Piercing the Corporate Veil in a Limited Liability Company

Corporations, limited liability companies and limited partnerships are all entities created by statute to limit the liability of owners to the amount of their investments. Although corporations have received bad press recently because of politicians and certain Supreme Court justices taking the idea that corporations are legal people too far for some, they are a vital part of the economic framework of our society.

However, one area in which these entities are clearly not people is if they are set up as shams to hide from liability.  A concept developed called “piercing the corporate veil,” by which a creditor can go after individual owners if certain standards are met.  For corporations, some states, like New York, have statutory grounds for holding certain large shareholders liable for unpaid wages, and there are circumstances in which the Federal government can look through the entity for back payroll taxes, but most of the concern has involved entities that are undercapitalized.  Until recently, though, it has not been entirely clear how one could “pierce the LLC veil.”  Single-member LLCs should take notice.

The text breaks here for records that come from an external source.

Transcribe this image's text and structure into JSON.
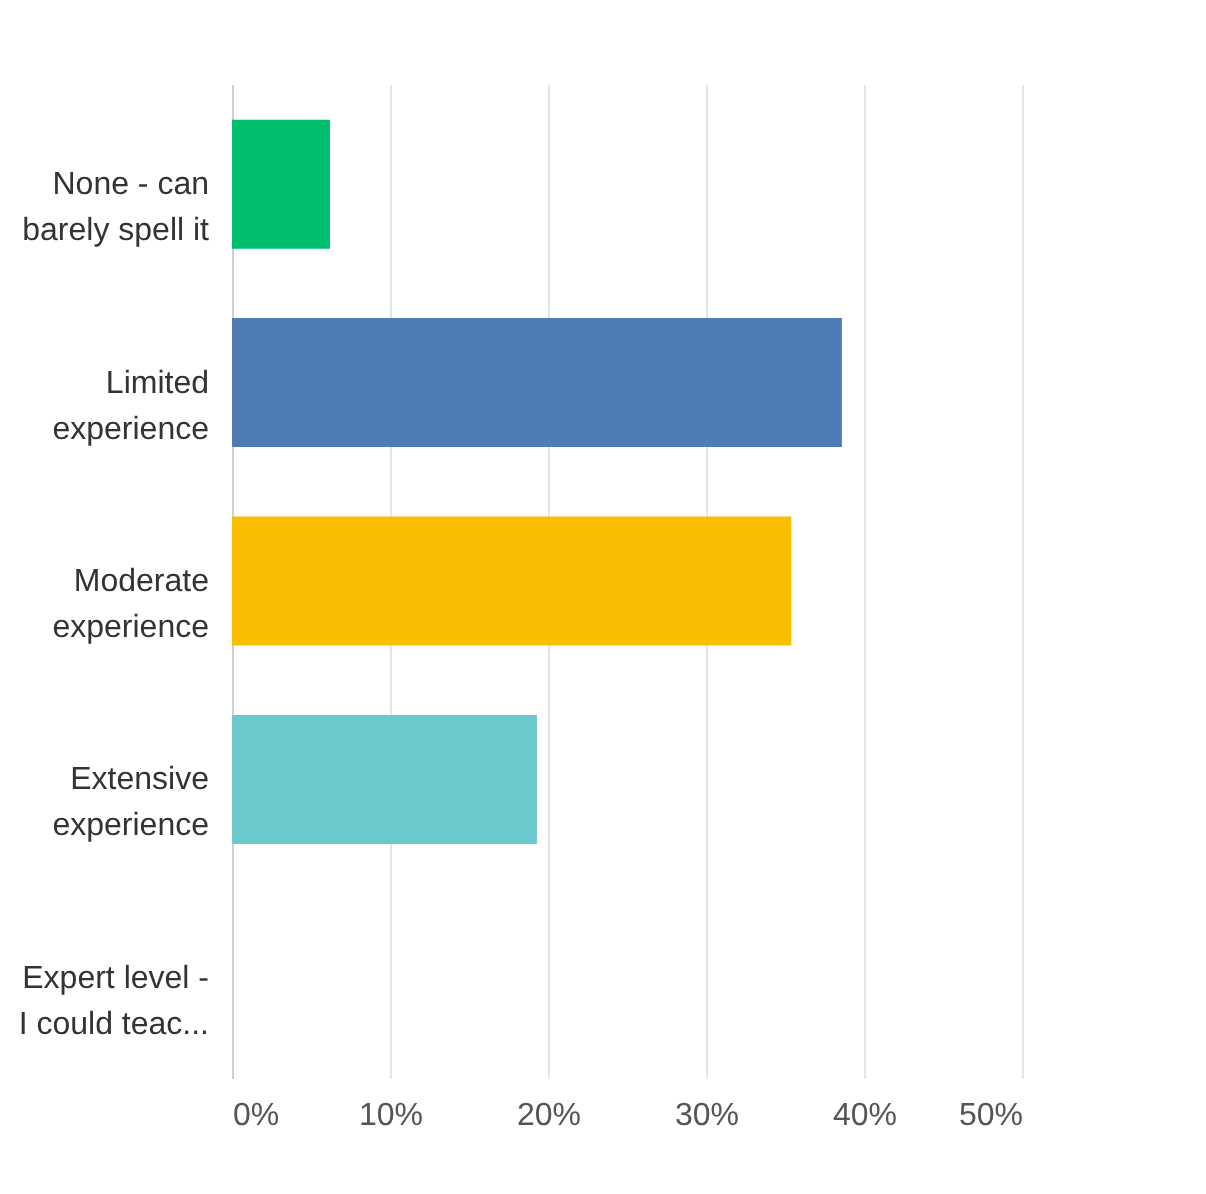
{
  "chart_data": {
    "type": "bar",
    "orientation": "horizontal",
    "categories": [
      "None - can\nbarely spell it",
      "Limited\nexperience",
      "Moderate\nexperience",
      "Extensive\nexperience",
      "Expert level -\nI could teac..."
    ],
    "values": [
      6.2,
      38.6,
      35.4,
      19.3,
      0
    ],
    "colors": [
      "#00bf6f",
      "#507cb6",
      "#f9be00",
      "#6bc8cd",
      "#dbdbdb"
    ],
    "xlim": [
      0,
      50
    ],
    "xticks": [
      {
        "value": 0,
        "label": "0%"
      },
      {
        "value": 10,
        "label": "10%"
      },
      {
        "value": 20,
        "label": "20%"
      },
      {
        "value": 30,
        "label": "30%"
      },
      {
        "value": 40,
        "label": "40%"
      },
      {
        "value": 50,
        "label": "50%"
      }
    ],
    "grid": "x"
  }
}
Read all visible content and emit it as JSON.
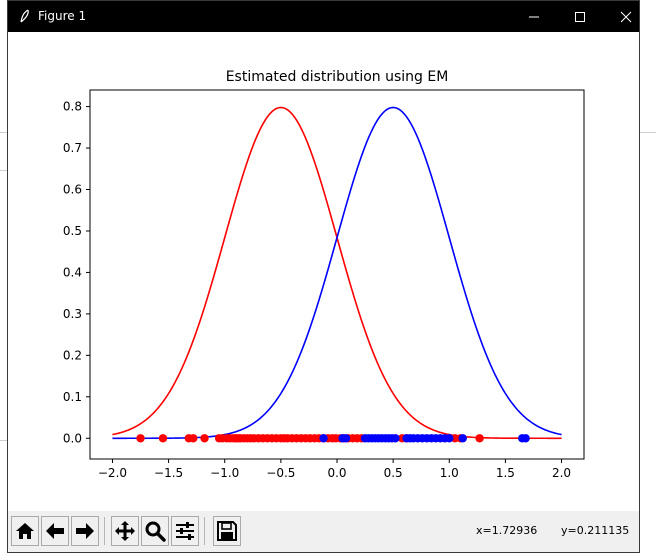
{
  "window": {
    "title": "Figure 1",
    "controls": {
      "minimize": "minimize-icon",
      "maximize": "maximize-icon",
      "close": "close-icon"
    }
  },
  "toolbar": {
    "buttons": [
      {
        "name": "home-button",
        "icon": "home-icon"
      },
      {
        "name": "back-button",
        "icon": "arrow-left-icon"
      },
      {
        "name": "forward-button",
        "icon": "arrow-right-icon"
      },
      {
        "name": "pan-button",
        "icon": "move-icon"
      },
      {
        "name": "zoom-button",
        "icon": "magnifier-icon"
      },
      {
        "name": "configure-subplots-button",
        "icon": "sliders-icon"
      },
      {
        "name": "save-button",
        "icon": "floppy-disk-icon"
      }
    ],
    "coord_x": "x=1.72936",
    "coord_y": "y=0.211135"
  },
  "chart_data": {
    "type": "line",
    "title": "Estimated distribution using EM",
    "xlabel": "",
    "ylabel": "",
    "xlim": [
      -2.2,
      2.2
    ],
    "ylim": [
      -0.05,
      0.84
    ],
    "xticks": [
      "−2.0",
      "−1.5",
      "−1.0",
      "−0.5",
      "0.0",
      "0.5",
      "1.0",
      "1.5",
      "2.0"
    ],
    "yticks": [
      "0.0",
      "0.1",
      "0.2",
      "0.3",
      "0.4",
      "0.5",
      "0.6",
      "0.7",
      "0.8"
    ],
    "xtick_values": [
      -2.0,
      -1.5,
      -1.0,
      -0.5,
      0.0,
      0.5,
      1.0,
      1.5,
      2.0
    ],
    "ytick_values": [
      0.0,
      0.1,
      0.2,
      0.3,
      0.4,
      0.5,
      0.6,
      0.7,
      0.8
    ],
    "grid": false,
    "series": [
      {
        "kind": "curve",
        "color": "#ff0000",
        "mean": -0.5,
        "std": 0.5,
        "x_range": [
          -2.0,
          2.0
        ]
      },
      {
        "kind": "curve",
        "color": "#0000ff",
        "mean": 0.5,
        "std": 0.5,
        "x_range": [
          -2.0,
          2.0
        ]
      },
      {
        "kind": "scatter",
        "color": "#ff0000",
        "x": [
          -1.75,
          -1.55,
          -1.32,
          -1.28,
          -1.18,
          -1.05,
          -1.02,
          -0.98,
          -0.95,
          -0.92,
          -0.9,
          -0.88,
          -0.86,
          -0.83,
          -0.8,
          -0.77,
          -0.74,
          -0.7,
          -0.66,
          -0.62,
          -0.58,
          -0.54,
          -0.5,
          -0.47,
          -0.44,
          -0.4,
          -0.36,
          -0.32,
          -0.28,
          -0.24,
          -0.2,
          -0.16,
          -0.12,
          -0.08,
          -0.04,
          -0.01,
          0.03,
          0.06,
          0.1,
          0.14,
          0.18,
          0.22,
          0.58,
          0.62,
          1.05,
          1.1,
          1.27
        ],
        "y": [
          0,
          0,
          0,
          0,
          0,
          0,
          0,
          0,
          0,
          0,
          0,
          0,
          0,
          0,
          0,
          0,
          0,
          0,
          0,
          0,
          0,
          0,
          0,
          0,
          0,
          0,
          0,
          0,
          0,
          0,
          0,
          0,
          0,
          0,
          0,
          0,
          0,
          0,
          0,
          0,
          0,
          0,
          0,
          0,
          0,
          0,
          0
        ]
      },
      {
        "kind": "scatter",
        "color": "#0000ff",
        "x": [
          -0.12,
          0.05,
          0.08,
          0.25,
          0.28,
          0.31,
          0.34,
          0.37,
          0.4,
          0.43,
          0.46,
          0.49,
          0.52,
          0.62,
          0.65,
          0.68,
          0.72,
          0.76,
          0.8,
          0.84,
          0.88,
          0.92,
          0.96,
          1.0,
          1.12,
          1.65,
          1.68
        ],
        "y": [
          0,
          0,
          0,
          0,
          0,
          0,
          0,
          0,
          0,
          0,
          0,
          0,
          0,
          0,
          0,
          0,
          0,
          0,
          0,
          0,
          0,
          0,
          0,
          0,
          0,
          0,
          0
        ]
      }
    ]
  }
}
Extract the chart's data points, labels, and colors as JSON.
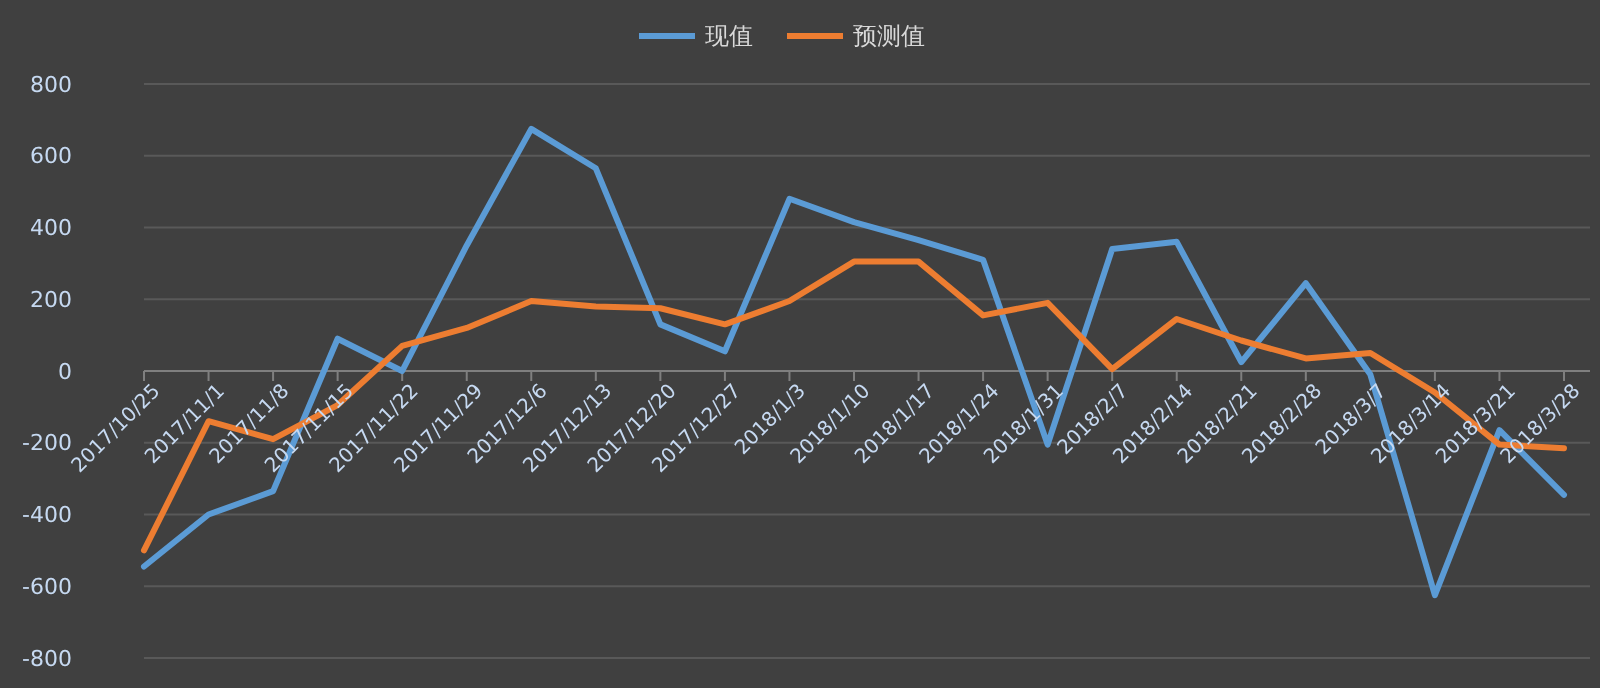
{
  "chart_data": {
    "type": "line",
    "categories": [
      "2017/10/25",
      "2017/11/1",
      "2017/11/8",
      "2017/11/15",
      "2017/11/22",
      "2017/11/29",
      "2017/12/6",
      "2017/12/13",
      "2017/12/20",
      "2017/12/27",
      "2018/1/3",
      "2018/1/10",
      "2018/1/17",
      "2018/1/24",
      "2018/1/31",
      "2018/2/7",
      "2018/2/14",
      "2018/2/21",
      "2018/2/28",
      "2018/3/7",
      "2018/3/14",
      "2018/3/21",
      "2018/3/28"
    ],
    "series": [
      {
        "name": "现值",
        "color": "#5b9bd5",
        "values": [
          -545,
          -400,
          -335,
          90,
          0,
          350,
          675,
          565,
          130,
          55,
          480,
          415,
          365,
          310,
          -205,
          340,
          360,
          25,
          245,
          -10,
          -625,
          -165,
          -345
        ]
      },
      {
        "name": "预测值",
        "color": "#ed7d31",
        "values": [
          -500,
          -140,
          -190,
          -95,
          70,
          120,
          195,
          180,
          175,
          130,
          195,
          305,
          305,
          155,
          190,
          5,
          145,
          85,
          35,
          50,
          -60,
          -205,
          -215
        ]
      }
    ],
    "ylim": [
      -800,
      800
    ],
    "yticks": [
      -800,
      -600,
      -400,
      -200,
      0,
      200,
      400,
      600,
      800
    ],
    "grid": "y",
    "legend": "top",
    "marker": "none",
    "line_style": "solid"
  }
}
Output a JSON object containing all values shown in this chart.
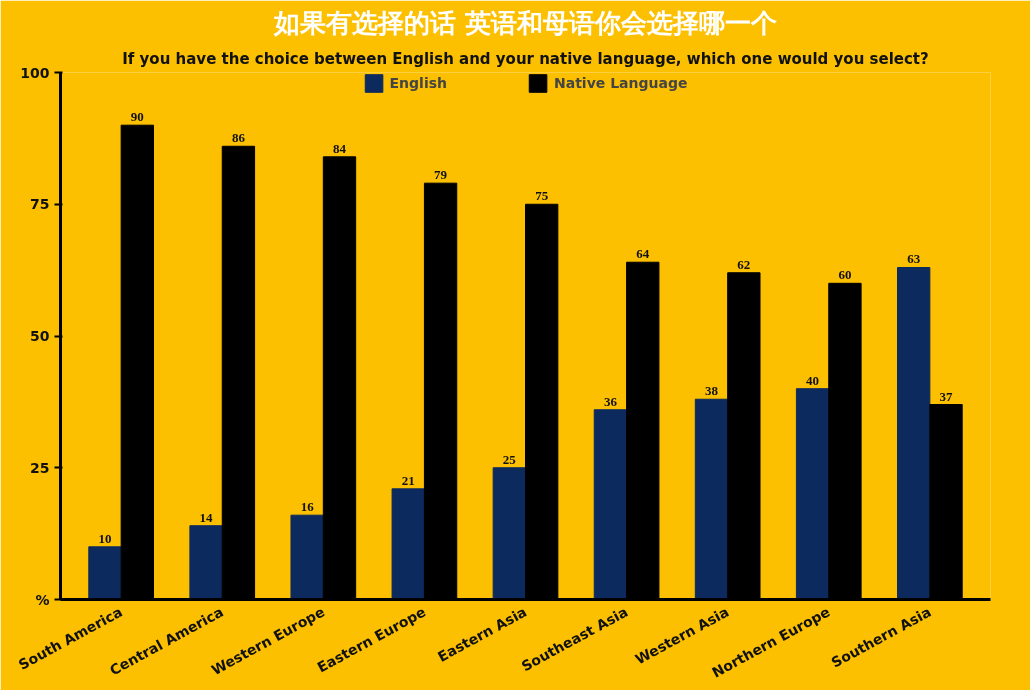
{
  "chart_data": {
    "type": "bar",
    "title": "如果有选择的话 英语和母语你会选择哪一个",
    "subtitle": "If you have the choice between English and your native language, which one would you select?",
    "categories": [
      "South America",
      "Central America",
      "Western Europe",
      "Eastern Europe",
      "Eastern Asia",
      "Southeast Asia",
      "Western Asia",
      "Northern Europe",
      "Southern Asia"
    ],
    "series": [
      {
        "name": "English",
        "color": "#0c2a5e",
        "values": [
          10,
          14,
          16,
          21,
          25,
          36,
          38,
          40,
          63
        ]
      },
      {
        "name": "Native Language",
        "color": "#000000",
        "values": [
          90,
          86,
          84,
          79,
          75,
          64,
          62,
          60,
          37
        ]
      }
    ],
    "ylim": [
      0,
      100
    ],
    "yticks": [
      {
        "value": 0,
        "label": "%"
      },
      25,
      50,
      75,
      100
    ],
    "data_labels": true,
    "legend": "top",
    "grid": false
  }
}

In the Advanced Custom Builders bankruptcy case from Iowa, plaintiffs had entered into a contract with defendant, a single member LLC, for construction of a home.  Defendant was operated as many single member LLCs are: no meetings, no minutes, no board or other governing body, no one other than the sole member being authorized to act on behalf of the company and no separate office other than one in the owner’s basement.  As is not uncommon (it shows up often in forensic accounting in divorce cases), Defendant commingled funds, paying owner’s personal expenses from the entity.  Defendant accepted some payments, began construction, ran out of funds and defaulted.  Plaintiff then finished up the job on their own and tried to address all the mechanics liens filed by unpaid subcontractors.  Owner filed for Chapter 7 bankruptcy and Plaintiff sought to pierce the corporate veil and have their claims exempted from the bankruptcy discharge for fraud.

The court’s analysis under Iowa law found that the LLC was indeed a sham, largely due to undercapitalization (always easy to determine in retrospect), the lack of formality typical of single person LLCs and the failure to keep personal and business finances separate.  The court spent a great deal of time on the dischargeability of the debt – the LLC was not eligible by statute, and a separate discussion around intention to deceive versus negligent operation of the business came out poorly for the business owner.

The moral of the story is that single member LLCs need to be careful.  They should have separate bank accounts and separate accounting from their owners.  They should be sure to pay any payroll taxes. As with corporations, they need to be adequately capitalized, and they should keep a minute book documenting major decisions.  Sole owners should even consider whether they could benefit from an even more formal structure like a board of directors, even if the owner and his or her spouse are the main participants.